Stalag Luft III, Sagan
excerpted from website by Rob Davis, UK
Had it not been for food parcels sent in via the International Red Cross (who also made inspection visits), food would have been a serious problem in all PoW camps. Issued with little more than starvation rations, food parcels sent by relatives, despite being regularly stolen by the many hands through which they passed, were essential. It should be borne in mind that the guards themselves were not much better off than the prisoners, in terms of food. On average, one parcel per week per man was provided.
The rule in most of the camps was that both "individual" (for a named person, sent and paid for by relatives and containing a mixture of goods) and "bulk" parcels (for general distribution, sent and paid for by the International Red Cross, and containing a supply of a single item) were pooled. Thus, replacement clothing, shaving and washing kit, coffee, tea, tinned meat, jam, sugar and essentials were distributed equally.

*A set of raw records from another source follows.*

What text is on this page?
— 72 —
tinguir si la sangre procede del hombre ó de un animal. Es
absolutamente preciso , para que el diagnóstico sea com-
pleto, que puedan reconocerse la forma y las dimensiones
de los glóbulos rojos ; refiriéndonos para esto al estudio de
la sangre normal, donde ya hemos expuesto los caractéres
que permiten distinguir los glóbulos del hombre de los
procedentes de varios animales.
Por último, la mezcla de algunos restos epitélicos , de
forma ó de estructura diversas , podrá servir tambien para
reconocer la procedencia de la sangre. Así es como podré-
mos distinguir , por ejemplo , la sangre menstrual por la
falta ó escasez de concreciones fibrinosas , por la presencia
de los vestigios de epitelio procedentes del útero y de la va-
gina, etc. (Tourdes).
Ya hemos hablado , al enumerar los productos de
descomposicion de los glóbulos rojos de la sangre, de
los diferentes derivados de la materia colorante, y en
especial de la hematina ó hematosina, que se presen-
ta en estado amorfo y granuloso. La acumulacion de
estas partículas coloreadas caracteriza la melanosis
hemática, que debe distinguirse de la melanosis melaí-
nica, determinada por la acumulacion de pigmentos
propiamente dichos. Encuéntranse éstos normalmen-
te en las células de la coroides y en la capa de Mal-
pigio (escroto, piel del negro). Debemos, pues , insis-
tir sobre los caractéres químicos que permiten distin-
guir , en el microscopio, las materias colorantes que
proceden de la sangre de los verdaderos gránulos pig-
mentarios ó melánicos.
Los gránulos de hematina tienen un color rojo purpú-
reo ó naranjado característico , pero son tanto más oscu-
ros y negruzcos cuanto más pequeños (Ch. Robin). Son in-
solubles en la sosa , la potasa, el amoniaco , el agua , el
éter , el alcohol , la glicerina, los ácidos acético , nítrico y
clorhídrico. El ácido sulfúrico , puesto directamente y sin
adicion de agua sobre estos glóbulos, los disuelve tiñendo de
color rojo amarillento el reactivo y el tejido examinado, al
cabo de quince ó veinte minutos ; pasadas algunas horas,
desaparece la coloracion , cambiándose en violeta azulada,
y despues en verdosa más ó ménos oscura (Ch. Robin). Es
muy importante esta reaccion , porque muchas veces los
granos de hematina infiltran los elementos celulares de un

In PoW camps, captured officers were paid an equivalent of their pay in "lagergeld" or internal camp currency, and could buy items such as musical instruments and what few everyday goods which were available. Captured NCO’s did not receive any such allowance, but the officers regularly pooled lagergeld from their own pay, and transferred these to the NCOs’ compound. It was strictly forbidden to be in possession of real German currency, a vital escape aid. At Luft III, all lagergeld was pooled for communal purchases of what items were made available by the German administration.
An internal official method of collective bargaining and bartering called "Foodacco" was set up, allowing PoWs to market any surplus food or desirable item, for "points" which could be "spent" on other items, amongst themselves. Great trouble was taken in food preparation, with special occasions such as a birthday or Christmas requiring months of hoarding. PoWs usually banded together in groups of 8 men for cooking and messing purposes, and such groups usually became very close-knit.
The recommended intake for a normal healthy active man is 3,000 calories; German rations allowed between 1,500 and 1,900. It was a case of the issued official rations providing prolonged and unpleasant starvation and only the Red Cross food parcels saved the day.
Letters were censored both at the sending and receiving ends. PoWs were not restricted in how many they could receive, but were only allowed to send three letters and four postcards every month. Letters averaged three weeks to arrive from Canada, four from the UK and five from the USA.
Clothing was often a problem, items of civilian nature being strictly forbidden and military uniform often being cobbled together from whatever was available, regardless of branch. Thus it was not unusual to see officers of any rank in RAF battledress top, Army trousers, and whatever footwear was to hand. Most men made every attempt to maintain a military bearing, ensuring that their rank and flying badges were correct no matter what they were attached to! Any officer who had hidden a genuine civilian item of clothing took great care to keep it safe.
It was absolutely vital to carry aircrew badges and brevets in a secret place whilst escaping, in order to prove that an escapee was not a spy. The Geneva Convention dictated that a serviceman should always wear uniform, or be shot as a spy. Being able to produce evidence of being an escaped PoW was essential. The Germans issued each captive with an official PoW identity disc which could also be used to establish a man's genuine identity.